To continue the Long Tail series, we have suggestions from Jim Gibbons and from Susan Larson of the New Orleans Times-Picayune. (You can read the earlier, omnibus post here. And a reminder: we asked respondents which work in translation had the deepest effect on their reading and writing.)
Jim Gibbons: The best translations bring out the poverty of our language as speak, read, and think in the grooves of habit and custom. In Hopscotch, Gregory Rabassa imports from Julio Cortázar’s Rayuela not only the longings of its characters but an entire climate of desire, a wistful, seductive weather that I, on my first reading some twenty years ago, had never encountered, never suspected its existence. The book made me rethink my signposts of reading. Its ironies, wit, and playfulness were of a different order than these qualities expressed by writers in English; its very mood was an alien country. Too much is made of what gets lost in translation: the compensatory discoveries in a book such as Hopscotch expand the language we think we know and make it richer, stranger, and more wondrous. Not once do we feel as if we’re reading some debased approximation of a superior original.
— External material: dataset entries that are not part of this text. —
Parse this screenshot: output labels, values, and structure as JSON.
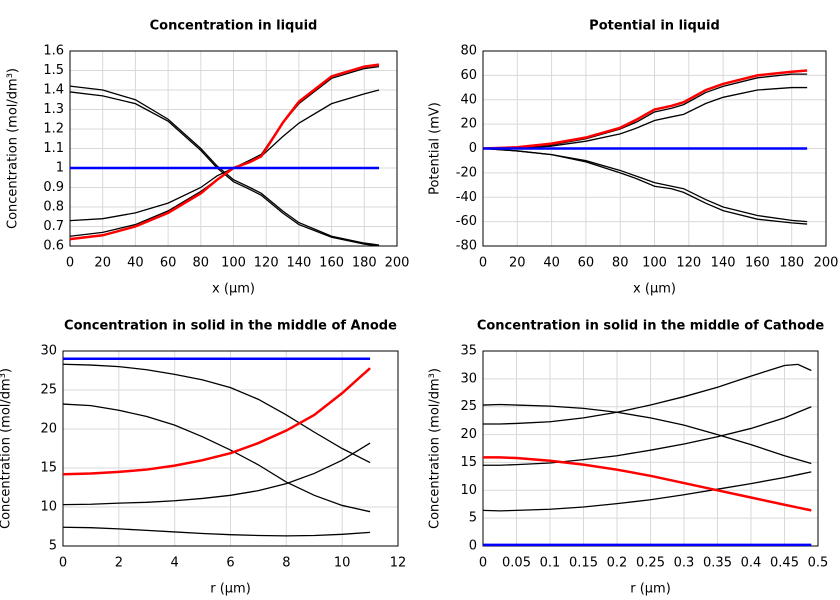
{
  "chart_data": [
    {
      "type": "line",
      "title": "Concentration in liquid",
      "xlabel": "x (µm)",
      "ylabel": "Concentration (mol/dm³)",
      "xlim": [
        0,
        200
      ],
      "ylim": [
        0.6,
        1.6
      ],
      "xticks": [
        0,
        20,
        40,
        60,
        80,
        100,
        120,
        140,
        160,
        180,
        200
      ],
      "yticks": [
        0.6,
        0.7,
        0.8,
        0.9,
        1,
        1.1,
        1.2,
        1.3,
        1.4,
        1.5,
        1.6
      ],
      "grid": true,
      "x": [
        0,
        20,
        40,
        60,
        80,
        90,
        100,
        110,
        117,
        130,
        140,
        160,
        180,
        189
      ],
      "series": [
        {
          "color": "#000000",
          "values": [
            1.42,
            1.4,
            1.35,
            1.25,
            1.1,
            1.01,
            0.94,
            0.9,
            0.87,
            0.78,
            0.72,
            0.65,
            0.615,
            0.605
          ]
        },
        {
          "color": "#000000",
          "values": [
            1.39,
            1.37,
            1.33,
            1.24,
            1.09,
            1.0,
            0.93,
            0.89,
            0.86,
            0.77,
            0.71,
            0.645,
            0.61,
            0.6
          ]
        },
        {
          "color": "#000000",
          "values": [
            0.73,
            0.74,
            0.77,
            0.82,
            0.9,
            0.96,
            1.0,
            1.03,
            1.06,
            1.16,
            1.23,
            1.33,
            1.38,
            1.4
          ]
        },
        {
          "color": "#000000",
          "values": [
            0.65,
            0.67,
            0.71,
            0.78,
            0.88,
            0.94,
            1.0,
            1.04,
            1.07,
            1.23,
            1.33,
            1.46,
            1.51,
            1.52
          ]
        },
        {
          "color": "#ff0000",
          "values": [
            0.635,
            0.655,
            0.7,
            0.77,
            0.87,
            0.94,
            1.0,
            1.03,
            1.06,
            1.23,
            1.34,
            1.47,
            1.52,
            1.53
          ]
        },
        {
          "color": "#0000ff",
          "values": [
            1,
            1,
            1,
            1,
            1,
            1,
            1,
            1,
            1,
            1,
            1,
            1,
            1,
            1
          ]
        }
      ]
    },
    {
      "type": "line",
      "title": "Potential in liquid",
      "xlabel": "x (µm)",
      "ylabel": "Potential (mV)",
      "xlim": [
        0,
        200
      ],
      "ylim": [
        -80,
        80
      ],
      "xticks": [
        0,
        20,
        40,
        60,
        80,
        100,
        120,
        140,
        160,
        180,
        200
      ],
      "yticks": [
        -80,
        -60,
        -40,
        -20,
        0,
        20,
        40,
        60,
        80
      ],
      "grid": true,
      "x": [
        0,
        20,
        40,
        60,
        80,
        90,
        100,
        110,
        117,
        130,
        140,
        160,
        180,
        189
      ],
      "series": [
        {
          "color": "#000000",
          "values": [
            0,
            1,
            3,
            8,
            16,
            22,
            30,
            33,
            36,
            46,
            51,
            58,
            61,
            61
          ]
        },
        {
          "color": "#000000",
          "values": [
            0,
            0,
            2,
            6,
            12,
            17,
            23,
            26,
            28,
            37,
            42,
            48,
            50,
            50
          ]
        },
        {
          "color": "#000000",
          "values": [
            0,
            -2,
            -5,
            -10,
            -18,
            -23,
            -28,
            -31,
            -33,
            -42,
            -48,
            -55,
            -59,
            -60
          ]
        },
        {
          "color": "#000000",
          "values": [
            0,
            -2,
            -5,
            -11,
            -20,
            -25,
            -31,
            -33,
            -36,
            -45,
            -51,
            -58,
            -61,
            -62
          ]
        },
        {
          "color": "#ff0000",
          "values": [
            0,
            1,
            4,
            9,
            17,
            24,
            32,
            35,
            38,
            48,
            53,
            60,
            63,
            64
          ]
        },
        {
          "color": "#0000ff",
          "values": [
            0,
            0,
            0,
            0,
            0,
            0,
            0,
            0,
            0,
            0,
            0,
            0,
            0,
            0
          ]
        }
      ]
    },
    {
      "type": "line",
      "title": "Concentration in solid in the middle of Anode",
      "xlabel": "r (µm)",
      "ylabel": "Concentration (mol/dm³)",
      "xlim": [
        0,
        12
      ],
      "ylim": [
        5,
        30
      ],
      "xticks": [
        0,
        2,
        4,
        6,
        8,
        10,
        12
      ],
      "yticks": [
        5,
        10,
        15,
        20,
        25,
        30
      ],
      "grid": true,
      "x": [
        0,
        1,
        2,
        3,
        4,
        5,
        6,
        7,
        8,
        9,
        10,
        11
      ],
      "series": [
        {
          "color": "#000000",
          "values": [
            28.3,
            28.2,
            28.0,
            27.6,
            27.0,
            26.3,
            25.3,
            23.8,
            21.8,
            19.6,
            17.5,
            15.7
          ]
        },
        {
          "color": "#000000",
          "values": [
            23.2,
            23.0,
            22.4,
            21.6,
            20.5,
            19.0,
            17.3,
            15.4,
            13.2,
            11.5,
            10.2,
            9.4
          ]
        },
        {
          "color": "#000000",
          "values": [
            10.3,
            10.35,
            10.5,
            10.6,
            10.8,
            11.1,
            11.5,
            12.1,
            13.0,
            14.3,
            16.0,
            18.2
          ]
        },
        {
          "color": "#000000",
          "values": [
            7.4,
            7.35,
            7.2,
            7.0,
            6.8,
            6.6,
            6.45,
            6.35,
            6.3,
            6.35,
            6.5,
            6.75
          ]
        },
        {
          "color": "#ff0000",
          "values": [
            14.2,
            14.3,
            14.5,
            14.8,
            15.3,
            16.0,
            16.9,
            18.2,
            19.8,
            21.8,
            24.6,
            27.8
          ]
        },
        {
          "color": "#0000ff",
          "values": [
            29,
            29,
            29,
            29,
            29,
            29,
            29,
            29,
            29,
            29,
            29,
            29
          ]
        }
      ]
    },
    {
      "type": "line",
      "title": "Concentration in solid in the middle of Cathode",
      "xlabel": "r (µm)",
      "ylabel": "Concentration (mol/dm³)",
      "xlim": [
        0,
        0.5
      ],
      "ylim": [
        0,
        35
      ],
      "xticks": [
        0,
        0.05,
        0.1,
        0.15,
        0.2,
        0.25,
        0.3,
        0.35,
        0.4,
        0.45,
        0.5
      ],
      "yticks": [
        0,
        5,
        10,
        15,
        20,
        25,
        30,
        35
      ],
      "grid": true,
      "x": [
        0,
        0.025,
        0.05,
        0.1,
        0.15,
        0.2,
        0.25,
        0.3,
        0.35,
        0.4,
        0.45,
        0.47,
        0.49
      ],
      "series": [
        {
          "color": "#000000",
          "values": [
            25.3,
            25.4,
            25.3,
            25.1,
            24.7,
            24.0,
            23.0,
            21.7,
            20.0,
            18.2,
            16.2,
            15.5,
            14.8
          ]
        },
        {
          "color": "#000000",
          "values": [
            21.9,
            21.9,
            22.0,
            22.3,
            23.0,
            24.0,
            25.3,
            26.8,
            28.5,
            30.5,
            32.4,
            32.6,
            31.5
          ]
        },
        {
          "color": "#000000",
          "values": [
            14.5,
            14.5,
            14.6,
            14.9,
            15.5,
            16.2,
            17.2,
            18.3,
            19.6,
            21.1,
            23.0,
            24.0,
            25.0
          ]
        },
        {
          "color": "#000000",
          "values": [
            6.4,
            6.3,
            6.4,
            6.6,
            7.0,
            7.6,
            8.3,
            9.2,
            10.2,
            11.2,
            12.3,
            12.8,
            13.3
          ]
        },
        {
          "color": "#ff0000",
          "values": [
            15.9,
            15.9,
            15.8,
            15.3,
            14.6,
            13.7,
            12.6,
            11.3,
            10.0,
            8.7,
            7.4,
            6.9,
            6.4
          ]
        },
        {
          "color": "#0000ff",
          "values": [
            0.2,
            0.2,
            0.2,
            0.2,
            0.2,
            0.2,
            0.2,
            0.2,
            0.2,
            0.2,
            0.2,
            0.2,
            0.2
          ]
        }
      ]
    }
  ]
}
Susan Larson: I would say that the novels of Colette have been the works in translation that have most influenced me. I started with Six Short Novels, with that Glenway Westcott introduction, in my twenties, and worked my way through all the rest. Recently I returned to Break of Day, that tale of mornings and new beginnings and difficult reckonings, interweaving fact and fiction, and found it as wise, rueful and instructive as I did some 30 years ago.